İslam’da ise din adamları sınıfı mevcut değildir. Her Müslüman, din ve ALLAH c.c. ile ilişki bakımından eşit imkan ve seviyeye sahip bulunmaktadır. Müslümanın ibadet etmek, tevbe etmek (günahdan arınmak), hasılı dini hayatını yaşamak için din adamı vb. gibi bir aracıya ihtiyacı yoktur…

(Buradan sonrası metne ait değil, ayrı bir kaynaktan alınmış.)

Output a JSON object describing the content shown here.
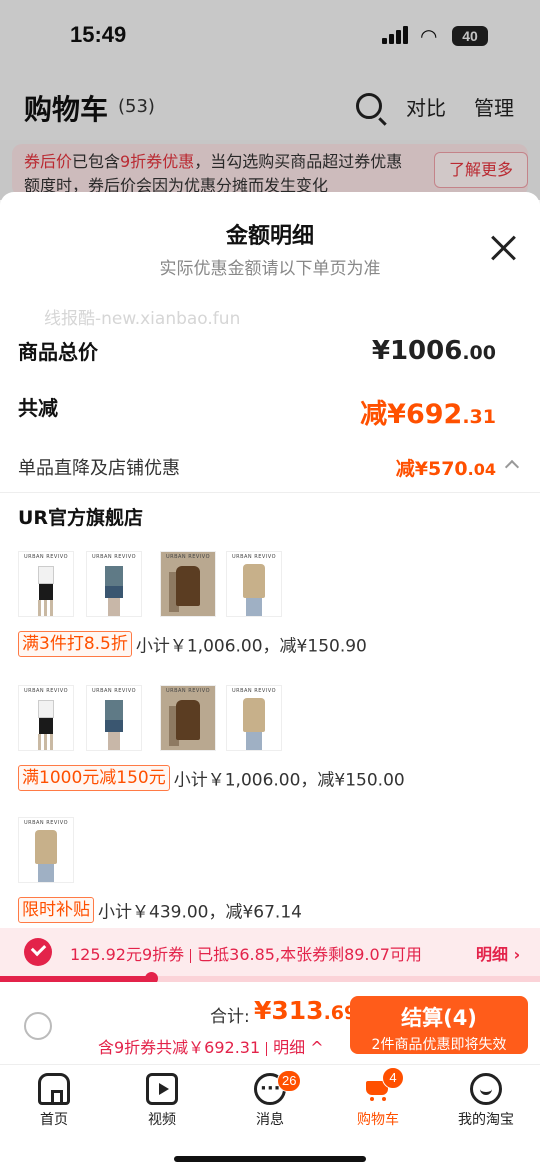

*İslam’da laiklik uygulaması da yoktur. Çünkü teorik olarak din ile devleti ve toplumu birbirinden ayırmak, birbirinin müdahalesi dışında tutmak mümkün olmadığı gibi, uygulamada da dini temsil eden kilise gibi bir kurumun devlete karşı yetki mücadelesine giriştiği olmamıştır…Mesela bir cami cemaati ve hatta şeyhülislamlar devlet yetkisine talip olmamışlardır…

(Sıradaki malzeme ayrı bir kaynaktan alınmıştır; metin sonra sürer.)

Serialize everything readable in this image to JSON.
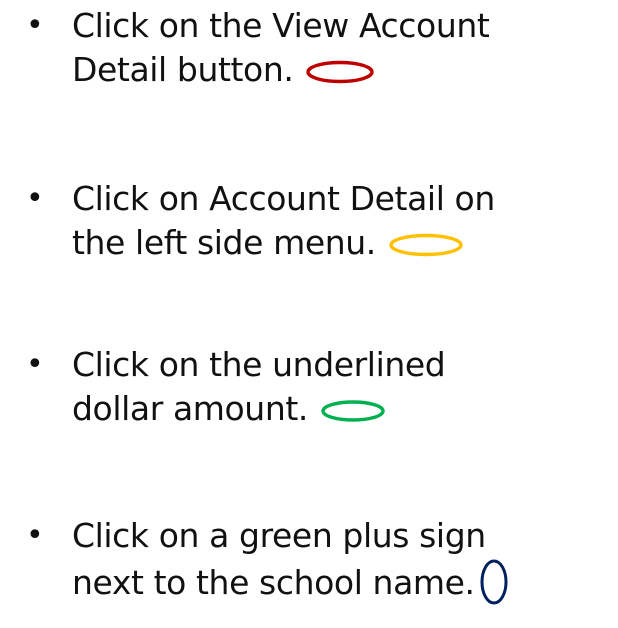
{
  "bullets": [
    {
      "line1": "Click on the View Account",
      "line2": "Detail button.",
      "marker": {
        "shape": "ellipse-outline",
        "color": "#c00000"
      }
    },
    {
      "line1": "Click on Account Detail on",
      "line2": "the left side menu.",
      "marker": {
        "shape": "ellipse-outline",
        "color": "#ffc000"
      }
    },
    {
      "line1": "Click on the underlined",
      "line2": "dollar amount.",
      "marker": {
        "shape": "ellipse-outline",
        "color": "#00b050"
      }
    },
    {
      "line1": "Click on a green plus sign",
      "line2": "next to the school name.",
      "marker": {
        "shape": "circle-outline",
        "color": "#002060"
      }
    }
  ],
  "bullet_glyph": "•"
}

*İslam’da devletin başkanı aynı zamanda cuma ve cemaat imamıdır; hem din, hem de devleti korumakla yükümlüdür. Devlet din için, toplum için vardır, bunlara hizmet için öngörülmüştür, bunlar arasında çatışma düşünülemez. İslam’da siyasi, hukuki ve sosyal düzenleri dinin dışına çıkarmak ve etkisinden uzak tutmak da mümkün değildir, uygulama da buna göre olmuştur…
*Dinin-itikadın korunması için cihad, hayatın korunması için kısas, aklın korunması için içki v.b. yasağı, neslin-iffetin-ailenin korunması için evlilik meşru kılınmış, zina, zina iftirası, lutilik, kürtaj yasaklanmış, malın korunması için de hırsızlık, faiz, yağma, haksız kazanç, ihtikar-karaborsa ile ticarette her türlü hileler yasaklanmıştır…Batılı birçok ülkede aynı cinsten olanlar artık “evlenebiliyorlar”, bu ise İSLAM’a göre büyük bir suçtur…Laik hukuka göre yasaldır…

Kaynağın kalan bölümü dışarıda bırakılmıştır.